ARLINGTON, Texas—Admit it or not, the Dallas Cowboys knew the stakes.
Beat the Buffalo Bills on Sunday and the Cowboys had a chance for a long winning streak. A soft schedule made five in a row realistic, and who knows how many more if they can use that stretch to work out their flaws.
So consider what happened against Buffalo a bit of a statement.
Tony Romo led Dallas to touchdowns on its first four drives, a solid defensive effort was capped by Terence Newman returning an interception for a touchdown and rookie kicker Dan Bailey made three field goals, powering the Cowboys past the Bills 44-7.
This thorough performance was a bit historic, too. Dallas scored its most points since Sept. 9, 2007, and enjoyed its most lopsided win since Oct. 22, 2000. The 37-point margin is bigger than any regular-season victory in Dallas with Jimmy Johnson, Bill Parcells or Barry Switzer on the sideline, quite a feat for Jason Garrett in his first full season on the job.
“I think that’s as good as we played against a team that’s credible,” Cowboys owner Jerry Jones said. “It shows we are making improvement.”
Dallas (5-4) was coming off a win over Seattle, and its next three foes are a combined 8-19.
“We needed a game like this,” tight end Jason Witten said. “This needs to be the foundation of what lies ahead for this team.”
Romo put Dallas ahead 21-0 by throwing touchdown passes of 34 yards to Dez Bryant and 58 and 5 yards to Laurent Robinson. He hit his first 13 attempts and finished 23 of 26 (88.5 percent), setting the franchise record for single-game accuracy.
Romo didn’t lead any more touchdown drives after those first four possessions, but he also didn’t do anything to ruin what he’d built.
He had no interceptions and wasn’t sacked, avoiding both for a second straight week. Being error-free Sunday was especially noteworthy because he was facing the defense that leads the NFL in takeaways and was second in interceptions.
“We are learning a little bit about who we are and what we can do and what we are capable of doing,” Romo said. “We are starting to get better as the season keeps progressing.”
Romo is clearly benefiting from the rapid development of rookie running back DeMarco Murray. He turned 20 carries into 135 yards and a touchdown, and had 35 yards on six receptions. He was a concern of the defense all day, drawing enough attention to help open space for Romo to throw toward in the secondary.
Murray also continued to show it’s going to take a lot of guys to stop him as he made several highlight-worthy moves, such as hurdling safety Jairus Byrd and, on another play, cutting back across the field to turn a likely loss into a 25-yard gain.
“They can’t load the box on us and they can’t double team wide receivers,” Murray said.
Another reason for Romo’s crisp performance: He’s finally over the broken rib he suffered in Week 2. This was the first game he played since then without a special vest for protection.

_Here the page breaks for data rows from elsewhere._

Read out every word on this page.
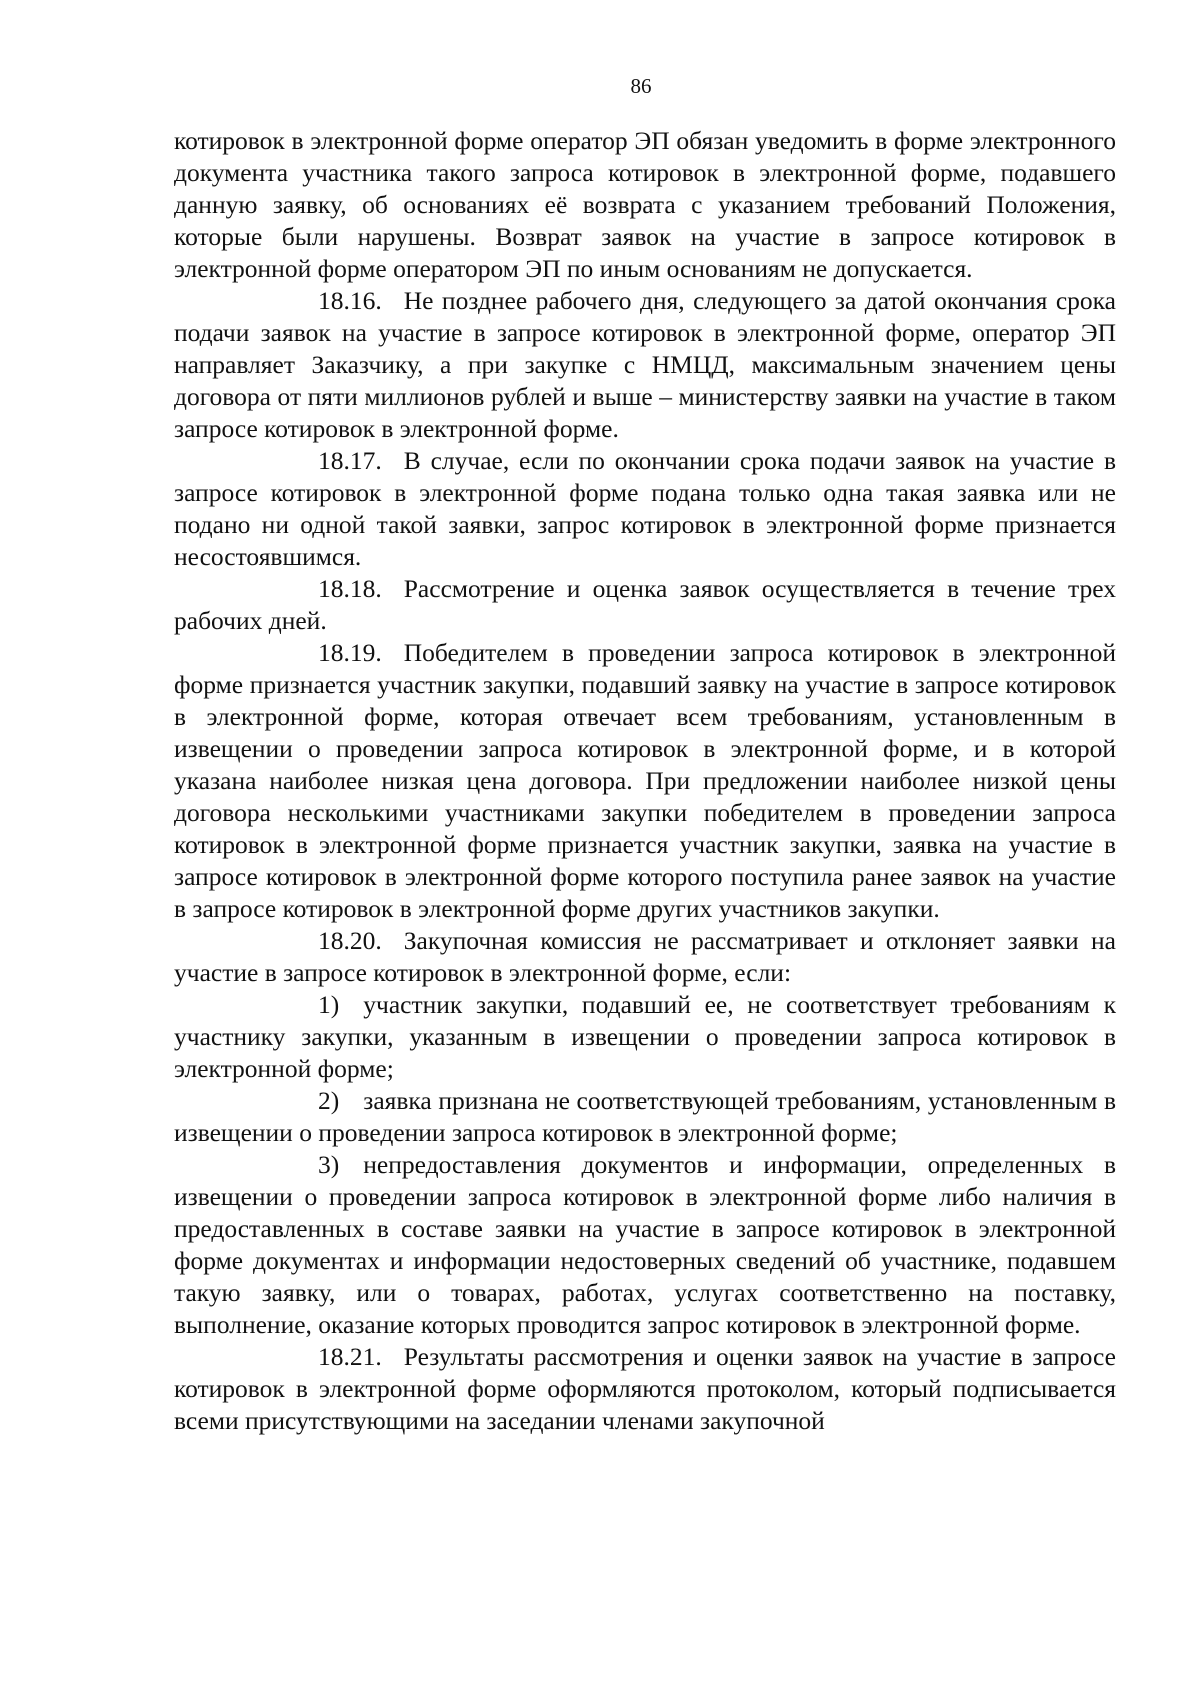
86

котировок в электронной форме оператор ЭП обязан уведомить в форме электронного документа участника такого запроса котировок в электронной форме, подавшего данную заявку, об основаниях её возврата с указанием требований Положения, которые были нарушены. Возврат заявок на участие в запросе котировок в электронной форме оператором ЭП по иным основаниям не допускается.

18.16. Не позднее рабочего дня, следующего за датой окончания срока подачи заявок на участие в запросе котировок в электронной форме, оператор ЭП направляет Заказчику, а при закупке с НМЦД, максимальным значением цены договора от пяти миллионов рублей и выше – министерству заявки на участие в таком запросе котировок в электронной форме.

18.17. В случае, если по окончании срока подачи заявок на участие в запросе котировок в электронной форме подана только одна такая заявка или не подано ни одной такой заявки, запрос котировок в электронной форме признается несостоявшимся.

18.18. Рассмотрение и оценка заявок осуществляется в течение трех рабочих дней.

18.19. Победителем в проведении запроса котировок в электронной форме признается участник закупки, подавший заявку на участие в запросе котировок в электронной форме, которая отвечает всем требованиям, установленным в извещении о проведении запроса котировок в электронной форме, и в которой указана наиболее низкая цена договора. При предложении наиболее низкой цены договора несколькими участниками закупки победителем в проведении запроса котировок в электронной форме признается участник закупки, заявка на участие в запросе котировок в электронной форме которого поступила ранее заявок на участие в запросе котировок в электронной форме других участников закупки.

18.20. Закупочная комиссия не рассматривает и отклоняет заявки на участие в запросе котировок в электронной форме, если:

1) участник закупки, подавший ее, не соответствует требованиям к участнику закупки, указанным в извещении о проведении запроса котировок в электронной форме;

2) заявка признана не соответствующей требованиям, установленным в извещении о проведении запроса котировок в электронной форме;

3) непредоставления документов и информации, определенных в извещении о проведении запроса котировок в электронной форме либо наличия в предоставленных в составе заявки на участие в запросе котировок в электронной форме документах и информации недостоверных сведений об участнике, подавшем такую заявку, или о товарах, работах, услугах соответственно на поставку, выполнение, оказание которых проводится запрос котировок в электронной форме.

18.21. Результаты рассмотрения и оценки заявок на участие в запросе котировок в электронной форме оформляются протоколом, который подписывается всеми присутствующими на заседании членами закупочной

Buffalo (5-4) lost its second straight and third in four games. The rout made it an especially bitter homecoming for coach Chan Gailey and running back Fred Jackson. Gailey coached the Cowboys to the playoffs in 1998-99, his only two years on the job, and Jackson grew up in this suburb, at one time living on the property that’s now Cowboys Stadium.

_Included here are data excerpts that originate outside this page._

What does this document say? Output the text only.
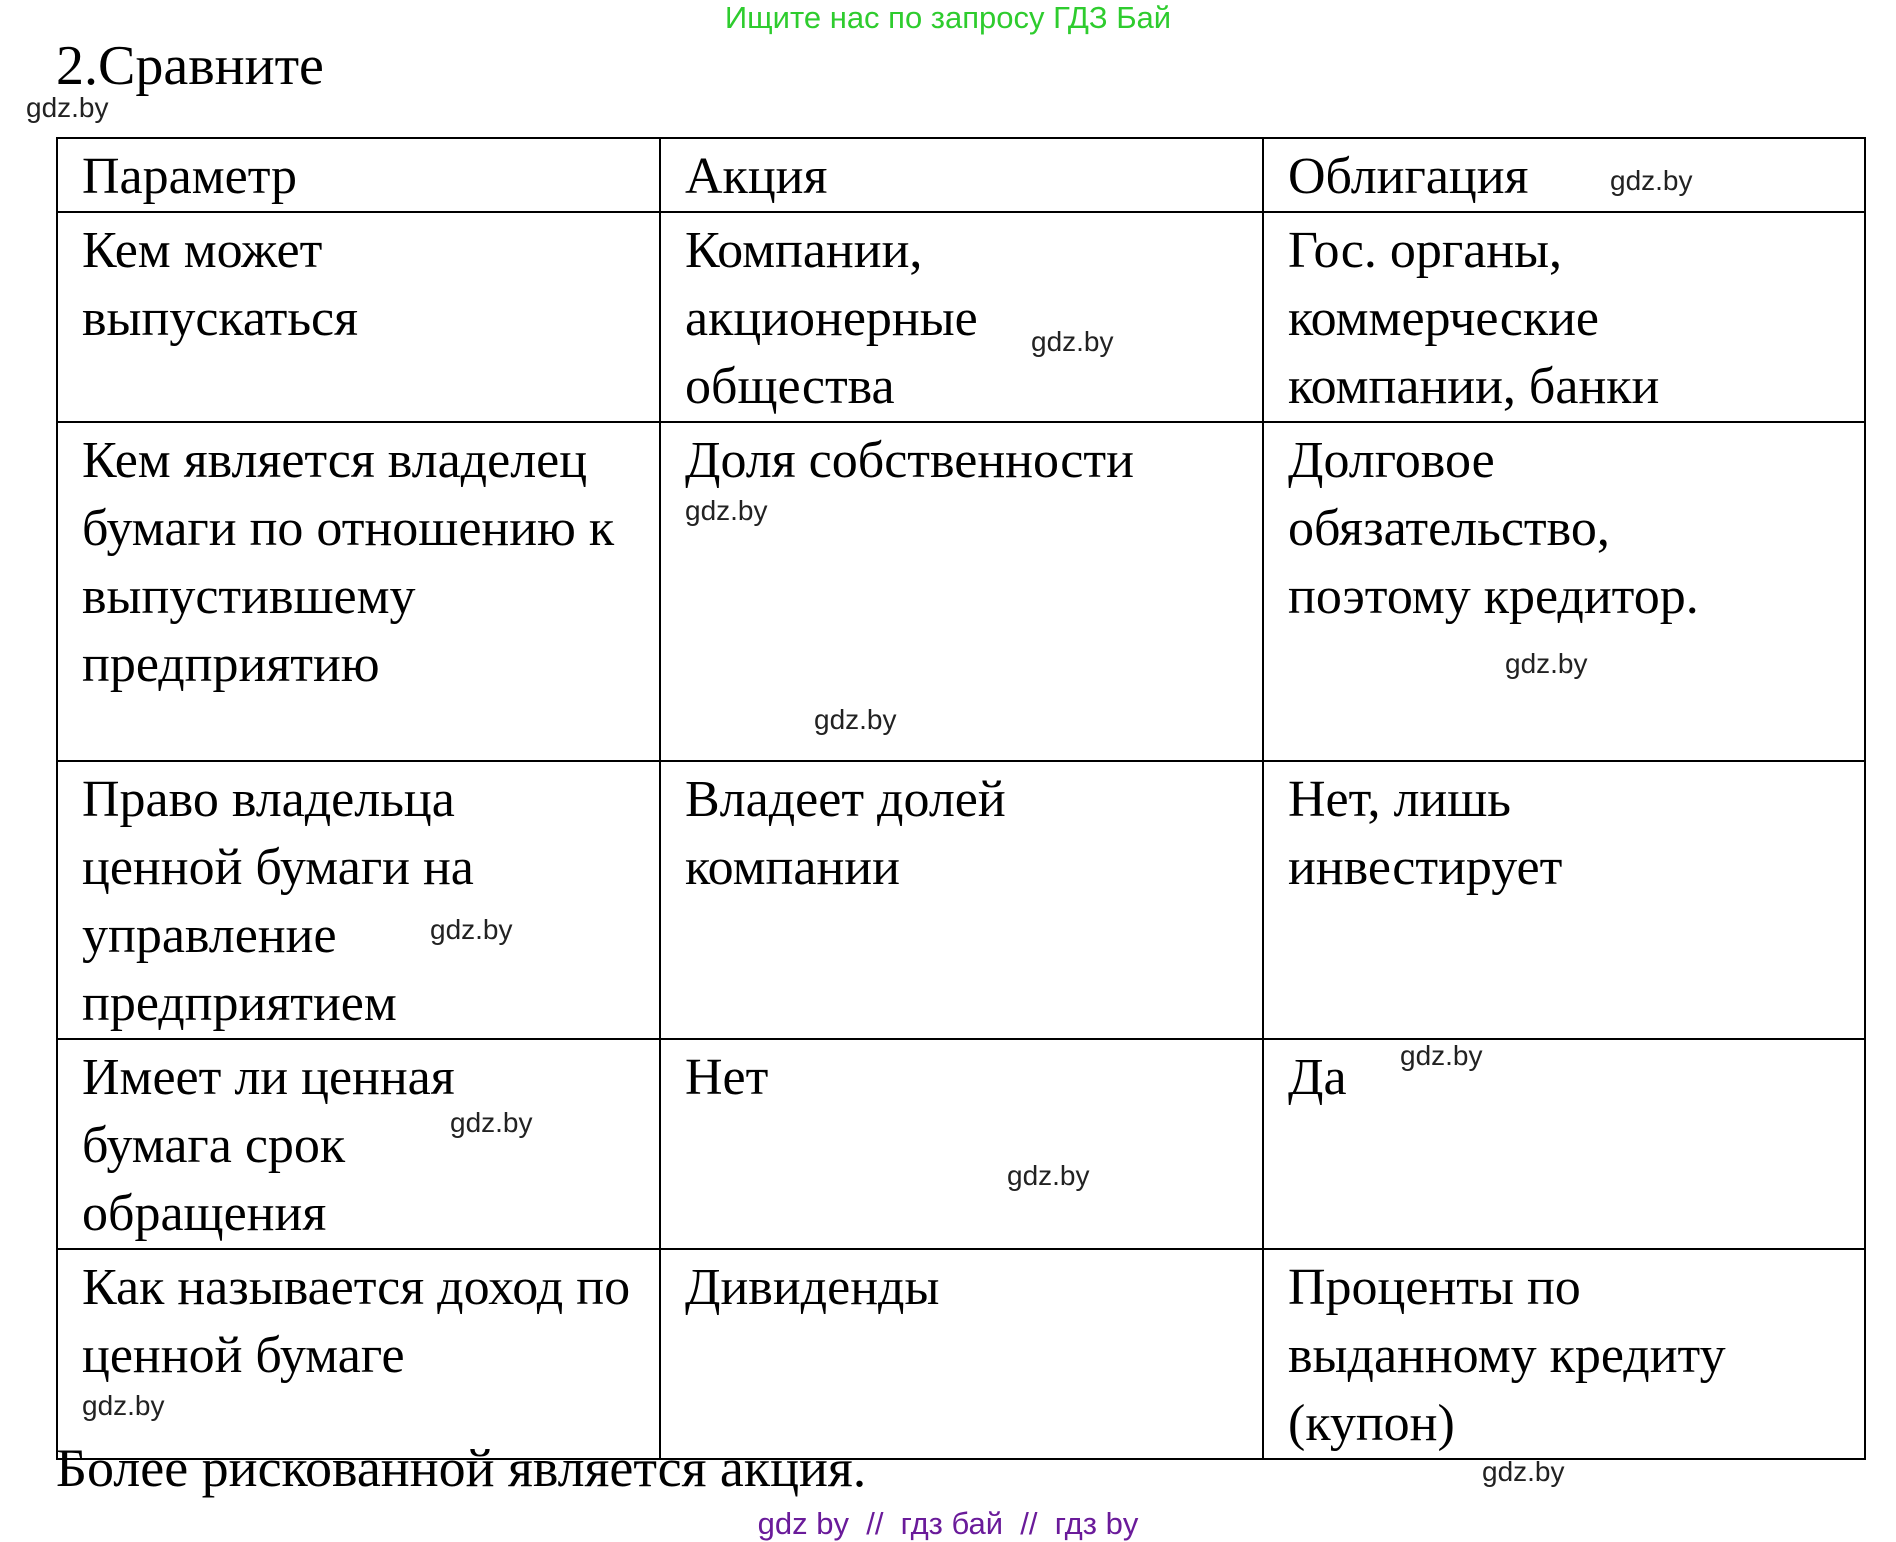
Ищите нас по запросу ГДЗ Бай
2.Сравните
Параметр	Акция	Облигация
Кем может выпускаться	Компании, акционерные общества	Гос. органы, коммерческие компании, банки
Кем является владелец бумаги по отношению к выпустившему предприятию	Доля собственности	Долговое обязательство, поэтому кредитор.
Право владельца ценной бумаги на управление предприятием	Владеет долей компании	Нет, лишь инвестирует
Имеет ли ценная бумага срок обращения	Нет	Да
Как называется доход по ценной бумаге	Дивиденды	Проценты по выданному кредиту (купон)
gdz.by
gdz.by
gdz.by
gdz.by
gdz.by
gdz.by
gdz.by
gdz.by
gdz.by
gdz.by
gdz.by
gdz.by
Более рискованной является акция.
gdz by  //  гдз бай  //  гдз by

Gailey said he told the team they did little right, but that he still believes in them.
“We will regroup and continue to work to get better,” Gailey said. “But you have to go do it. Nobody’s going to give you anything in this league.”

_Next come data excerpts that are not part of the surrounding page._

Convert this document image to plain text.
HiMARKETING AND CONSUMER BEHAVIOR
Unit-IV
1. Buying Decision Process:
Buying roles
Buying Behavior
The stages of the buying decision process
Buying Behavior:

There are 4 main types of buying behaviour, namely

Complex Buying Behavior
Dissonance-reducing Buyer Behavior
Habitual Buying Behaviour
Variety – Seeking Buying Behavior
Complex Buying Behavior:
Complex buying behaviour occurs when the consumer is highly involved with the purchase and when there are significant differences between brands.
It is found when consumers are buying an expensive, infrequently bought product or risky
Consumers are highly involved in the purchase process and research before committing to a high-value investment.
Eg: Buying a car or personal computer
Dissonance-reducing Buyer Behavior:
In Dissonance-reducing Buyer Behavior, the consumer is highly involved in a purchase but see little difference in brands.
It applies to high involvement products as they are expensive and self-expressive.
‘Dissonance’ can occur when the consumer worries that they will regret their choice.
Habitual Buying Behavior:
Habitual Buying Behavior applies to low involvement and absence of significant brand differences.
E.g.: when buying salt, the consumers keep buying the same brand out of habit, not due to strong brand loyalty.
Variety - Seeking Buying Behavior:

Ryan Fitzpatrick was 20 of 31 for 146 yards and a touchdown, a 3-yarder to David Nelson punctuated by Nelson presenting the ball to his girlfriend—a Cowboys cheerleader.
Fitzpatrick helped make Cowboys cheerleaders happy all afternoon. He threw a season-worst three interceptions, two by Newman and another to Frank Walker at the 1-yard line on Buffalo’s final snap. He converted only 2 of 7 third-down attempts, and failed on his only fourth-down try.
This was the second straight ugly outing for Fitzpatrick, who recently signed a $59 million, six-year contract. His QB rating was 46.6, down from 51.9 in a loss to the Jets the previous week.
“We put in some good practice time and really thought we’d come out here and play well,” Fitzpatrick said. “It’s hard to even think ahead right now because of how embarrassing that loss was.”
Dallas’ defense was opportunistic from the start, with DeMarcus Ware sacking Fitzpatrick on Buffalo’s first offensive play. The Cowboys racked up four turnovers, including safety Gerald Sensabaugh forcing a fumble by Jackson. The local product still had a productive day, gaining 114 yards on 13 carries.
Bryant caught six passes for 74 yards, and Robinson had three catches for 73 yards. Witten caught five passes, pushing him past Hall of Famer Ozzie Newsome for the third place on the NFL’s career list for tight ends.
Bailey made field goals of 31, 36 and 45 yards. He’s made 21 straight, the third-best streak in franchise history.